– Ладно, пошли! – Ленька первым поднялся с земли. – Я слышал, у бабки Акулины кошка окотилась.

Он упруго зашагал в сторону деревенской половины.

«Краснополье» было разным. Дачи типовой советской постройки казались похожи, как выставленные рядками ульи. Любая деталь, выбивающаяся из общей картины, здесь привлекала внимание. Кто-то поставил каменный забор вместо сетки-рабицы? У кого-то к дому сбоку приросла веранда? На чьем-то дворе размечают землю под беседку? Все это сразу становилось поводом для соседских пересудов, впрочем, довольно беззлобных. Иногда дачники ругались из-за того, что один забрал у другого метр земли или сбросил на чужую территорию строительный песок.

Совсем другой была старая деревня. Дома здесь стояли разномастные, черные, разбросанные кое-как, будто кто-то собрал их в горсть и рассыпал по бережку Чернавы. Многие избы пустовали. Деревня медленно умирала, брошенные дома уходили под землю, словно стремились к своим хозяевам.
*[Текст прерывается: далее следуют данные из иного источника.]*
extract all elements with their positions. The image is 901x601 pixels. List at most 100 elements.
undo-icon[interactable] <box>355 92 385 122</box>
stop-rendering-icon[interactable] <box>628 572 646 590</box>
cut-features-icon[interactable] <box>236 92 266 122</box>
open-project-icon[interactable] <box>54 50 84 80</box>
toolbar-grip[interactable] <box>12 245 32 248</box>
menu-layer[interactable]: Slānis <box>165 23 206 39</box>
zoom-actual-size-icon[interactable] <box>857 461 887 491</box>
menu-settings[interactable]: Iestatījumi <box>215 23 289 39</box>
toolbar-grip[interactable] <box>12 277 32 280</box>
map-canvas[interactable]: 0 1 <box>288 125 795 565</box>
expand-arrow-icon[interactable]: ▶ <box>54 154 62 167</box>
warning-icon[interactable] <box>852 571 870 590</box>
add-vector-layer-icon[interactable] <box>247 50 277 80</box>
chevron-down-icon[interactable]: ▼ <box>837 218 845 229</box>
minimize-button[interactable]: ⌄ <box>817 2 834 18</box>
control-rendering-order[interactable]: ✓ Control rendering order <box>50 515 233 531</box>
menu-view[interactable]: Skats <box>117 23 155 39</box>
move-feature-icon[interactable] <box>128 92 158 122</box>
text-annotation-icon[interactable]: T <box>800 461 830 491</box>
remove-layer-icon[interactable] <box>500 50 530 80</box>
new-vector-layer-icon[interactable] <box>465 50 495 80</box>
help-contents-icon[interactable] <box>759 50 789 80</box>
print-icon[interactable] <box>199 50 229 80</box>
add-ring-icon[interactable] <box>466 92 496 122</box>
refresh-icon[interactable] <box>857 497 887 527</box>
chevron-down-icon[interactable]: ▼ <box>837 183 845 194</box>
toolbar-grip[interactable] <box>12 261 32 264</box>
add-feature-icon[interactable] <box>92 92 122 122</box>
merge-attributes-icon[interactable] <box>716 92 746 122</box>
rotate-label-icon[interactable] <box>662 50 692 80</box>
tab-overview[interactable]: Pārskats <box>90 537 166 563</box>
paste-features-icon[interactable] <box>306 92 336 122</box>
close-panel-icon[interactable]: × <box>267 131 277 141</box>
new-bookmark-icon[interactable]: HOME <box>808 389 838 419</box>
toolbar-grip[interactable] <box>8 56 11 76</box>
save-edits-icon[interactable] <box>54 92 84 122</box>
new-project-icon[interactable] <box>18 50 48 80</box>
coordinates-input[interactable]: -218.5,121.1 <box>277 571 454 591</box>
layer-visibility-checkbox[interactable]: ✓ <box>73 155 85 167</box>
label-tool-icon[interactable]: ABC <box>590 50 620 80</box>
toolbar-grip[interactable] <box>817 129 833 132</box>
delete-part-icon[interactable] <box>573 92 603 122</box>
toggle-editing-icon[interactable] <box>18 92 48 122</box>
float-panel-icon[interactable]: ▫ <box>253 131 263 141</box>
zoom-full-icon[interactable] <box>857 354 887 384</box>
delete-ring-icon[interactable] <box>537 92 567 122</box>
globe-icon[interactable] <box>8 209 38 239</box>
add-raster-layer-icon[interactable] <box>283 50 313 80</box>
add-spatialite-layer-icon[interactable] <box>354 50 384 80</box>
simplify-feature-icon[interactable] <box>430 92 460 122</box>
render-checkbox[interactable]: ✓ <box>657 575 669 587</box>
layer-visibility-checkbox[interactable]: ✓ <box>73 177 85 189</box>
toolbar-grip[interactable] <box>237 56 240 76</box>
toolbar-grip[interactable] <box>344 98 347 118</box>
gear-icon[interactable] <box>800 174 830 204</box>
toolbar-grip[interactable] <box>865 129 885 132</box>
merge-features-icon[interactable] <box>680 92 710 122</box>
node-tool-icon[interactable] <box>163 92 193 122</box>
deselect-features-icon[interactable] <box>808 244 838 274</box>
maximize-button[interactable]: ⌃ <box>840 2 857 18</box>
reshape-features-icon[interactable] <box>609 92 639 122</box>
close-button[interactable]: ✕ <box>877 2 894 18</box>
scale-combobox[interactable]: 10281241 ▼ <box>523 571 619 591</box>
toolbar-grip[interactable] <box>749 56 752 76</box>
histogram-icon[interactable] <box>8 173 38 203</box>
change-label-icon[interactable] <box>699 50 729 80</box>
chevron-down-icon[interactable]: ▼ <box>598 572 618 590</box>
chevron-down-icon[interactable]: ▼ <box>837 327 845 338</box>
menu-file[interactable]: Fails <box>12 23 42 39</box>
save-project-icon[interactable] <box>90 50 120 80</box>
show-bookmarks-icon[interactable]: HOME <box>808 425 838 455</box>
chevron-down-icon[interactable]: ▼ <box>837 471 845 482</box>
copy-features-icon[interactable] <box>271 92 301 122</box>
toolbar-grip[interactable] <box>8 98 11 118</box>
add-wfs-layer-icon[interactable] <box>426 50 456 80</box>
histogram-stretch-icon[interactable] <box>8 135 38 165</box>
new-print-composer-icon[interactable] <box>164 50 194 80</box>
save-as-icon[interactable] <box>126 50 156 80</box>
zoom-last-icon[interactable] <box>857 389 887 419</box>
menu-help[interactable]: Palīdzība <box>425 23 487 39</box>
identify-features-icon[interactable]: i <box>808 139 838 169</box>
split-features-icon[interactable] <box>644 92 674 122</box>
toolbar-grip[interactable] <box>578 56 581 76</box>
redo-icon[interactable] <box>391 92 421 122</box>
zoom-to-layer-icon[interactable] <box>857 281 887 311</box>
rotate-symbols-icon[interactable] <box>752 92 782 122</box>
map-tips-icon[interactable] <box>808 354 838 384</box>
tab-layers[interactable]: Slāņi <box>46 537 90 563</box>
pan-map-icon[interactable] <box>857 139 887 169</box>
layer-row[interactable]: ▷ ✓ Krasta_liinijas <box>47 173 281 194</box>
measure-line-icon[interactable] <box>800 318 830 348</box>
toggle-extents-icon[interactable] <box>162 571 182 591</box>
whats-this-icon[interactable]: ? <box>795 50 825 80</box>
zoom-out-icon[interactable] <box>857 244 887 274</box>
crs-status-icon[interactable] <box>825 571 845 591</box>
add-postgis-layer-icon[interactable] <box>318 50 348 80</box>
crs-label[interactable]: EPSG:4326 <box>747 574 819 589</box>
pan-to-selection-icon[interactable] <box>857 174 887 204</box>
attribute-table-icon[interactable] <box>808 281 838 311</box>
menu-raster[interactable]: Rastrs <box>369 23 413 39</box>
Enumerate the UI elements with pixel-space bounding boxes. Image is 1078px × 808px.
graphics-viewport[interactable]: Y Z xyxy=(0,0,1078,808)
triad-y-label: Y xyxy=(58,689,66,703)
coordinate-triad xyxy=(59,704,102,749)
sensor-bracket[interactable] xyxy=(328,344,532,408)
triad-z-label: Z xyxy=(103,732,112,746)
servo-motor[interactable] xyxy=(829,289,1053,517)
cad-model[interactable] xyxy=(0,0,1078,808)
А иногда и не понять было, живет в доме человек или нет. Вроде бы, скрипит порожек и мелькает ночью огонек в окнах, но дверь распахнута и черна, как голодный рот.

Бабка Акулина прореживала редиску в огороде. Старуха была слепа на один глаз и, несмотря на жару, куталась в пуховый платок, как тряпичная куколка. Герка гулял в палисаднике. Внешне он выглядел совершенно нормальным. Золотисто-рыжий, с тонкой цыплячьей шеей и кротким выражением на ангельском лице, он гулял по поселку, как здоровый, купался и собирал в лесу малину.

– Здрасьте! – крикнул Ленька, вытянув шею. Алесь робко остановился за его плечом.

– Чегой-то вам?

Старуха отворила калитку. Маленькие черные глаза-пуговки смотрели настороженно. Она все боялась, что Герку кто-то обидит из-за его болезни и готова была защищать его, как коршун своего единственного птенца.

Ленька молча показал коробку с котятами.

– Вот ведь городские-то, а? – бабка Акулина покачала головой. – Миску молока животинке поставить жалко. Убудет с них что ли? Ну, пойдем, пойдем.

Ворча и причитая, она проводила мальчишек в чистый, аккуратный домик с белеными стенами. С потолка свисали связки сухих трав. У печки в деревянном ящике, выстланном соломой, спала толстая черно-белая кошка с приплодом. Ленька протянул руку в коробку, но побоялся дотронуться до пушистых живых комочков. Он помнил страшные мысли, посетившие его на берегу реки, и теперь стыдился смотреть на котят. Алесь умело переложил их на солому в ящик. У серого вдруг прорезался голос, он требовательно запищал, водя слепой мордочкой.

– Кошка их примет? – спросил Алесь.

– Как Бог решит, – бабка Акулина перекрестилась.

Ленька, внук сталиниста и правнук красного комиссара, скептически поморщился. Некоторое время они втроем постояли около спящей кошки. Ребята собрались уходить.

– Котятки – это хорошо, – сказала старуха на прощание. – Звери все чуют.

Она посмотрела в окно, щуря слепой глаз. Герка все еще топтался в палисаднике, как несмышленый теленок на выпасе. Вдали чернел лес.

Визит на деревенскую половину произвел на Алеся впечатление. Всю обратную дорогу он пришибленно молчал и только иногда почесывал комариный укус на щеке. Леньке тоже было неловко. Он чувствовал вину и за свою злость, и за то, что выглядел слабым.

– Ты извини меня, – наконец, сказал он через силу. – Я на тебя сорвался. Нехорошо.

– Ничего, – Алесь просиял улыбкой. – Странные они, да?

– Кто? Герка с бабкой?

– Да все.

Алесь неопределенно махнул рукой, обводя все «Краснополье» разом. У ларька ребята попрощались.

Когда Леня вошел в дом, родители снова играли в игру, будто все в порядке. Мама читала на веранде, обложившись подушками. Отец на кухне жарил мясо. Иногда он как хороший хозяин брал часть готовки на себя. В воздухе пахло маринадом. Чтобы не скучать у плиты, папа запустил проигрыватель, и теперь на всю дачу гремел Магомаев.